You see, once I’d really found my IT sea legs, I did a spot of work I could legitimately call “coding.” While I didn’t fool myself into thinking I was an actual “programmer,” programming was nevertheless something I could DO (albeit with much trial and error). One day I was talking to Lawrence, one of my friends who was a “real” programmer at a local shipping company and complaining about how a script I’d wrote wouldn’t stop unless I hit <BREAK>. I admitted I didn’t think it was a big deal.

He stopped what he was doing and stared me dead in the eye like I’d just insulted his grandmother. “Sit. Down,” he said. I sat. He then proceeded to tell me about a “funny” moment he’d had not long before. In a flash of brilliance, he decided to have errors in his code output to the local printer, so he wouldn’t have to dig through obscure logs to trace issues. Of course, he completed his code on Friday afternoon and thought nothing more about it.

On Monday, he arrived back to his office to find 15 boxes of paper (the tractor-fed kind, because I’m old and this was the 90s). Fifteen boxes. Each and every one of them contained nothing but a cover page indicating Lawrence as the owner of the print job, another page with the sentence “Errors: 0” printed exactly one time, and an end page indicating the print job completed. Three mostly blank pages.

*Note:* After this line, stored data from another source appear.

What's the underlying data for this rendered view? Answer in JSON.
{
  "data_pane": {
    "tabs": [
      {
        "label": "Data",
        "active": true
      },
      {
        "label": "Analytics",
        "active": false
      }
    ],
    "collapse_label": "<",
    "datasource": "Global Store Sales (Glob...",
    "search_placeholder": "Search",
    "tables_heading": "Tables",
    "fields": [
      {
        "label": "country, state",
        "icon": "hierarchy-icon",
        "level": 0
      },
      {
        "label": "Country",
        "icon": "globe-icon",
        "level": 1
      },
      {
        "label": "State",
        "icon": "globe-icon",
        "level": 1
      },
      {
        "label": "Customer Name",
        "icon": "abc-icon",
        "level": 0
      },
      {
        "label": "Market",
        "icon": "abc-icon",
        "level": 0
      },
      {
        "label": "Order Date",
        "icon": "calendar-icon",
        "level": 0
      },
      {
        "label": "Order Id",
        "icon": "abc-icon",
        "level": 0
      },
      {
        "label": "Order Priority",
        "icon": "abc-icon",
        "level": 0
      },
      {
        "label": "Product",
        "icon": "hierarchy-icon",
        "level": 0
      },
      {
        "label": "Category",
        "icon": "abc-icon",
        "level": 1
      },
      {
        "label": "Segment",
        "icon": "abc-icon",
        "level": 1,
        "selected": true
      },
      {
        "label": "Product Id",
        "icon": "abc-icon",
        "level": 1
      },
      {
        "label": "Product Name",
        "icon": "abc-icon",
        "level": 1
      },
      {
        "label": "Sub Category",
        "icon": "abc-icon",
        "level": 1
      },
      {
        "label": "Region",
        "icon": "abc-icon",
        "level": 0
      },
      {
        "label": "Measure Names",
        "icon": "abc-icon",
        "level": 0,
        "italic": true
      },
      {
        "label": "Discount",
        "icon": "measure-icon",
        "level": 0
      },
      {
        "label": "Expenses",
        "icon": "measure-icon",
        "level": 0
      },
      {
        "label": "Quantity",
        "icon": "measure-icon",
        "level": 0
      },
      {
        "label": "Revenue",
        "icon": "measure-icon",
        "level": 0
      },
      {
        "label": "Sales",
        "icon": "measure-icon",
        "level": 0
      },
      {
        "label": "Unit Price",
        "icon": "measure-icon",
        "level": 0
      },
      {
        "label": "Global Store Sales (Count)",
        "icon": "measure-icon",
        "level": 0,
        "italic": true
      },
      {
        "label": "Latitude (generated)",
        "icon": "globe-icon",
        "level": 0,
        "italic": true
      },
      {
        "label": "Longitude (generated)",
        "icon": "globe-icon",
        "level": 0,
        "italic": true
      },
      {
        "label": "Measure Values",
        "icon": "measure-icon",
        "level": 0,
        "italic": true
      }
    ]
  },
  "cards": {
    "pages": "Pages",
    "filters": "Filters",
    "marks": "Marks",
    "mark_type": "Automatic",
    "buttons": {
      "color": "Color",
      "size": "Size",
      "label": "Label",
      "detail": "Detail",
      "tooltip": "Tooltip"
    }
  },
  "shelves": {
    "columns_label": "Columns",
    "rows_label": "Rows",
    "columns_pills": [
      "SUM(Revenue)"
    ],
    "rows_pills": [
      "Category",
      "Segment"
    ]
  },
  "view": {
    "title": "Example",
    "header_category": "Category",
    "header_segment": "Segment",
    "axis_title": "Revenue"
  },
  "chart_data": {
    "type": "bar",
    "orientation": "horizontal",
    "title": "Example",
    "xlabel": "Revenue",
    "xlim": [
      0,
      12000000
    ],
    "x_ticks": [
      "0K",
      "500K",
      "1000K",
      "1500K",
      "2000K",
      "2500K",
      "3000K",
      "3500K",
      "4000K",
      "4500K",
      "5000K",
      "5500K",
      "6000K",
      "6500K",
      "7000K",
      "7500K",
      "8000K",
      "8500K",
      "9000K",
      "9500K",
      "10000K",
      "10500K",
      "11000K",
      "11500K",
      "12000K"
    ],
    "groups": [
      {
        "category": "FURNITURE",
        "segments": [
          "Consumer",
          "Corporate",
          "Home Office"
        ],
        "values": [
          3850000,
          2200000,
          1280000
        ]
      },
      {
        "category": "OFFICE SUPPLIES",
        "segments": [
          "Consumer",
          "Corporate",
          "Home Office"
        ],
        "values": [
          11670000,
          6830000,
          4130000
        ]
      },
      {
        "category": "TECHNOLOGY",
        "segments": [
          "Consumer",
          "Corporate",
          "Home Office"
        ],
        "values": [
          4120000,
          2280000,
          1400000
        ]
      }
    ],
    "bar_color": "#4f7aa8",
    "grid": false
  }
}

Over and over again.

Finishing his tale, Lawrence told me, “Runaway processes always run somewhere, and sometimes they come back with annoying friends called ‘consequences.’ So maybe take a minute and go fix your code.”

The image of computer processes running hither and yon, causing unwanted and unanticipated havoc immediately conjured images of “The Sorcerer’s Apprentice.” As I began to delve into monitoring and my coding efforts became more focused on automation—both gathering information and responding/resolving problems after they were detected—the similarity to the little mouse in the pointed hat only intensified.

As I said at the start, I’m not a naturally careful person. I tend to have a “ready, FIRE!, aim” approach to problem solving. The broom stands in silent remonstration of this particularly insidious type of carelessness. It’s a visual representation of the risk we, as monitoring engineers, always need to keep our eye on. As it stands among the other knickknacks and mementos, it whispers to me,

“Along with delight and nostalgia and silliness, our desk should have a place for responsibility.”